I'm going to get this when I can find a seller in the UK, but if you don't like the styling you can wait for the Silverstone Milo ML07.

It says it can take a 240mm rad but in a case that small I just can't see it


----------



## Fourstaff (Jan 26, 2014)

I don't see where it says it can take 240mm rads.


----------



## dom99 (Jan 26, 2014)

Fourstaff said:


> I don't see where it says it can take 240mm rads.



Ah yes it doesn't specify radiator size but one can be mounted underneath the graphics card, on page 31 of the manual it talks about the stacked power connector possibly interfering with the radiator, and underneath the gpu are two 120mm fan vents, therefore it indicates one is meant to be mounted here.

Page 30 also mentions that custom loops can be built inside with reference to a specific pump.

You can also get a 120mm rad positioned above the CPUCPU


----------



## RCoon (Jan 26, 2014)

It is entirely possible







EDIT: Quick addition regarding radiator above CPU


----------



## dom99 (Jan 26, 2014)

RCoon said:


> It is entirely possible
> 
> 
> 
> ...


Ah yeh thanks for the images, hopefully only a week or so until it goes on sale, my only concern is the sfx power supply not having enough juice as the seem to all be a bit underpowered


----------



## TRWOV (Jan 26, 2014)

I've found my Steam Box


----------



## Vario (Feb 4, 2014)

The Made In China back part kinda bothers me, the rest really looks slick.

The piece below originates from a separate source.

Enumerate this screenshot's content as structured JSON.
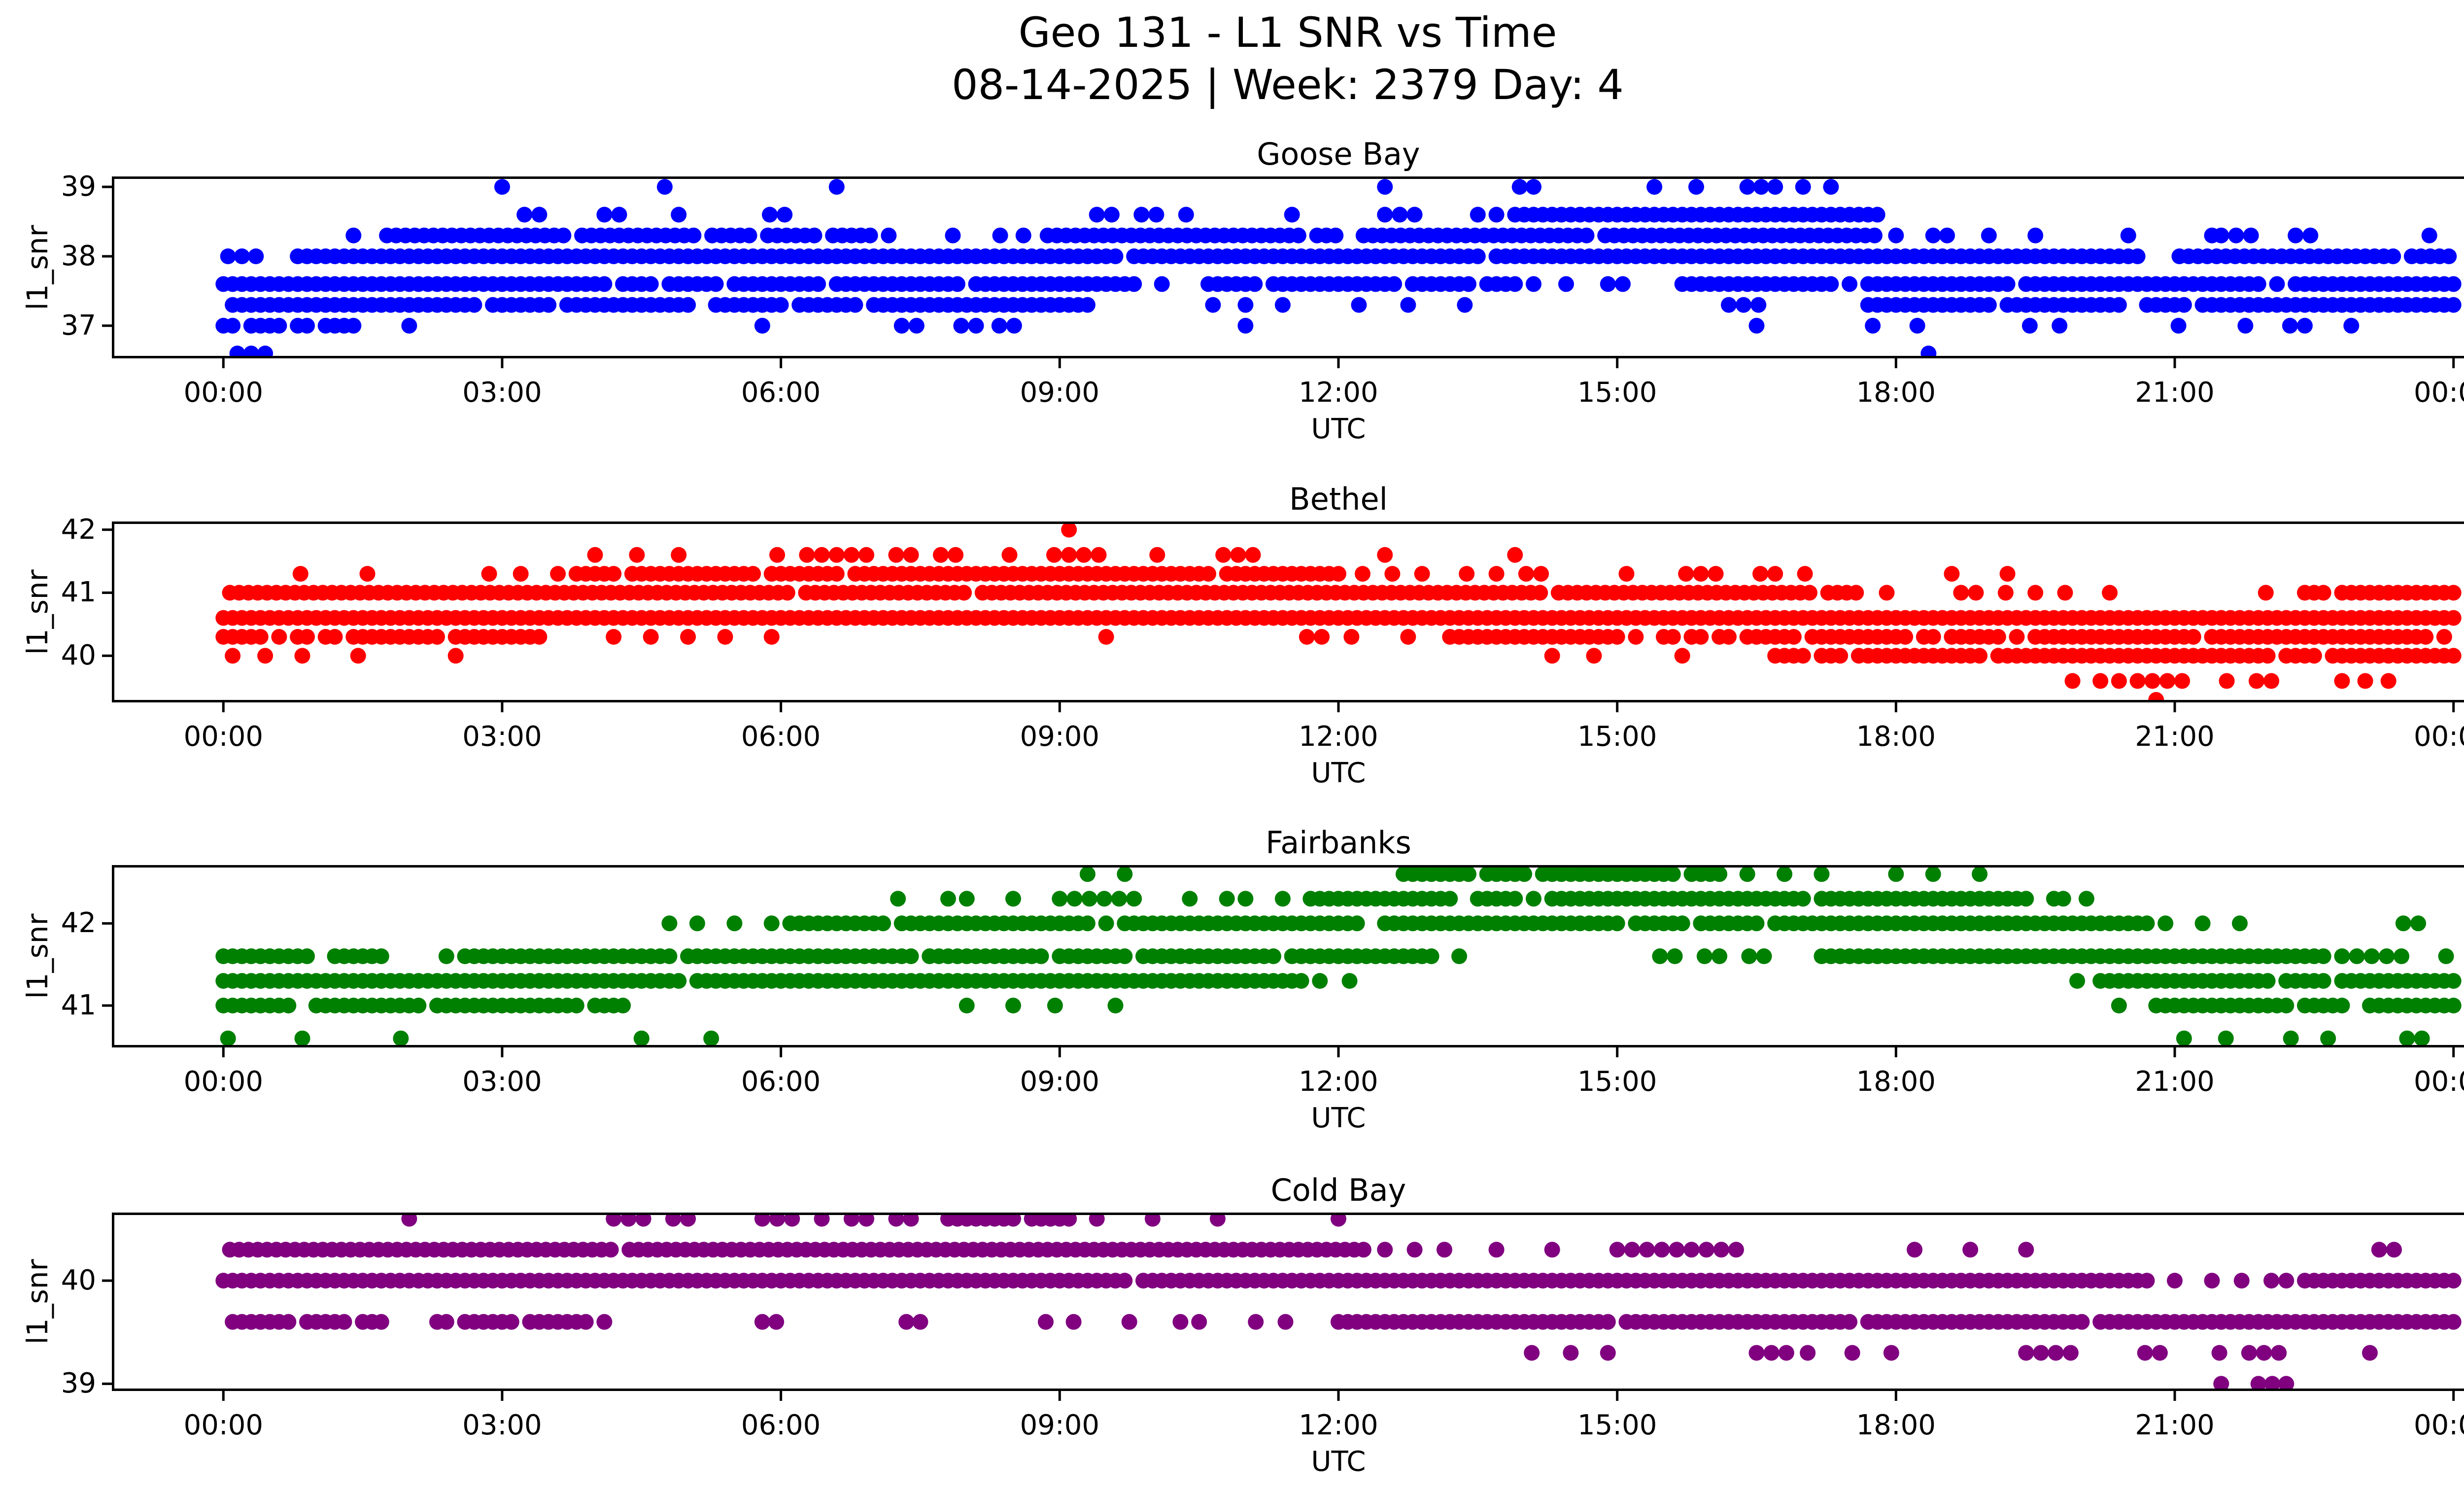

Heres a review http://www.pcper.com/reviews/Cases-...n-Z-RVZ01-Mini-ITX-Case-Steam-Machine-Chassis


----------



## qiong (Feb 7, 2014)

It's possible to install a AIO water cooling for this case, I've already built one, with Coolermaster Seidon 120V, it works but quite noisy, I will suggest to install Silverstone's  NT06-PRO instead.


----------



## Animalpak (Mar 25, 2014)

Im on the way to build a steam box rig with this case too.

I suggests to wait this PSU release from Silverstone with 600 watt SFX from factor. Q2 Q3 2014 !

http://www.gamers.at/wp-content/upl...-sfx-netzteil-fuer-htpcs_193313-1864x1242.jpg



When will be available then everybody wants to build a powerful steam box gaming rig.

With 600 watt you can run 4770K overclocked and 780 Ti without any hiccups.


----------